Copyright is one of the more difficult and complicated concepts to wrap your mind around. That’s largely because it has to do with an intangible object—intellectual property. Over the years I’ve tried a variety of ways to explain it to authors and others. Here’s one of the best I’ve used.
Copyright is like real estate. If you own a piece of property, there are two things you can do with it to get some dinero. First, you can sell the property. Second, you can rent it.
If you sell the property, you are relinquishing all rights to the property in exchange for some greenbacks. The new owner may build a skyscraper on the land and make a gazillion samoleans (or lose same). In either case, it has nothing to do with you. You are not helped or harmed because you have no legal interest in the land anymore.
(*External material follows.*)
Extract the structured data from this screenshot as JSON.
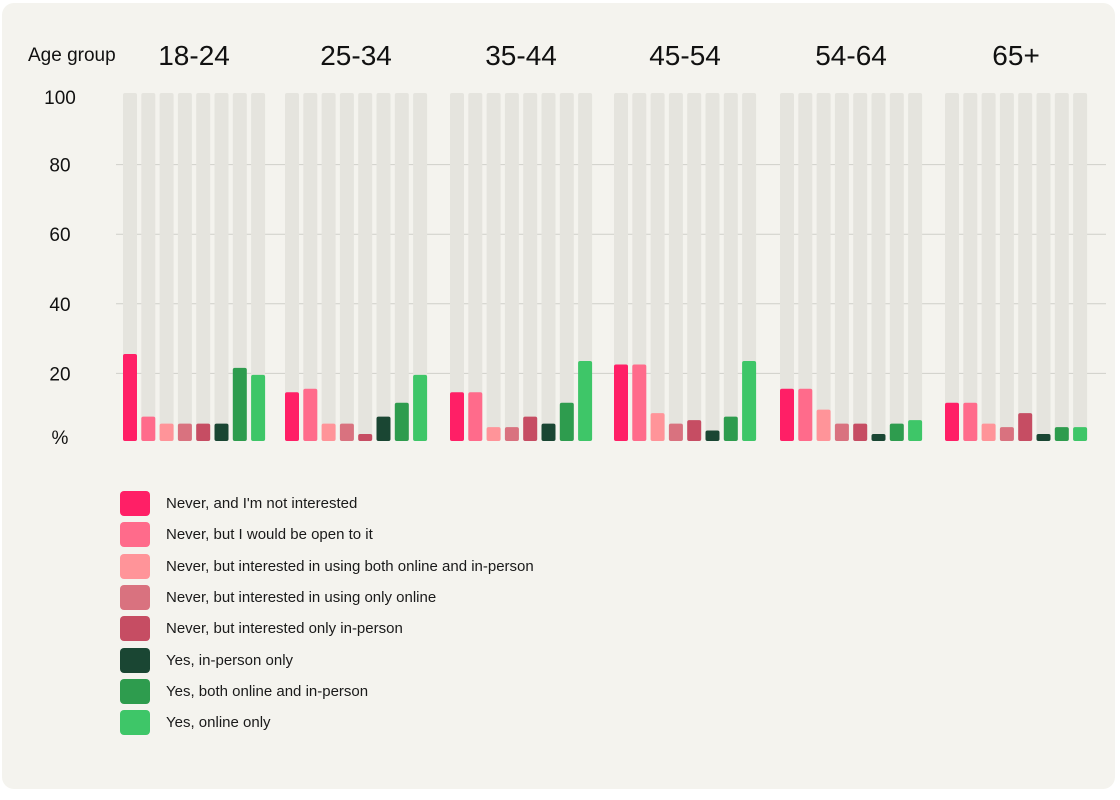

If you rent the property, you agree to allow someone to use the land for a certain amount of time for certain purposes in exchange for an agreed amount of shekels. But since you have transfered certain rights to the renter, you can’t just do anything with the property you choose. You can’t rent it out to someone else at the same time figuring you can get twice the rent. You can’t tear down the building on the property. At the same time you still have certain obligations. Likely you have to keep the building in good repair. In any case you still own the land.
With copyright you can also sell or rent. A work for hire is like selling your land. You transfer full, irrevocable ownership of and rights to the work you’ve created to someone else for some dead presidents. The new owner may make a mint or may crash and burn. You aren’t helped or hurt by this because you no longer have any rights in it.
Work for hire agreements are often used with employees (who get their salary in exchange for the intellectual property they create on the job). Freelancers often sign a work for hire agreement to do some work that is part of a larger work or collection.
You can also rent your copyright. You transfer certain rights for a certain period of time. But again, after having signed such a “rental” agreement, you can’t do anything you like with it. In many book contracts, all rights are transferred from the creator to the “renter” (or publisher). Now the publisher can exploit the work in a variety of ways and is obligated to compensate you, the creator, as agreed. You are limited in what you can do on your own with the work by the terms of the publishing agreement you have signed.
Now the work itself may be copyrighted in your name (indicating that you are the owner), but because of your (rental) publishing agreement, what happens to your work is now in the hands of another until the agreement comes to an end. That could happen when the work goes out of print or when some other event happens as defined in the agreement, such as the publisher failing to fulfill certain terms of the agreement.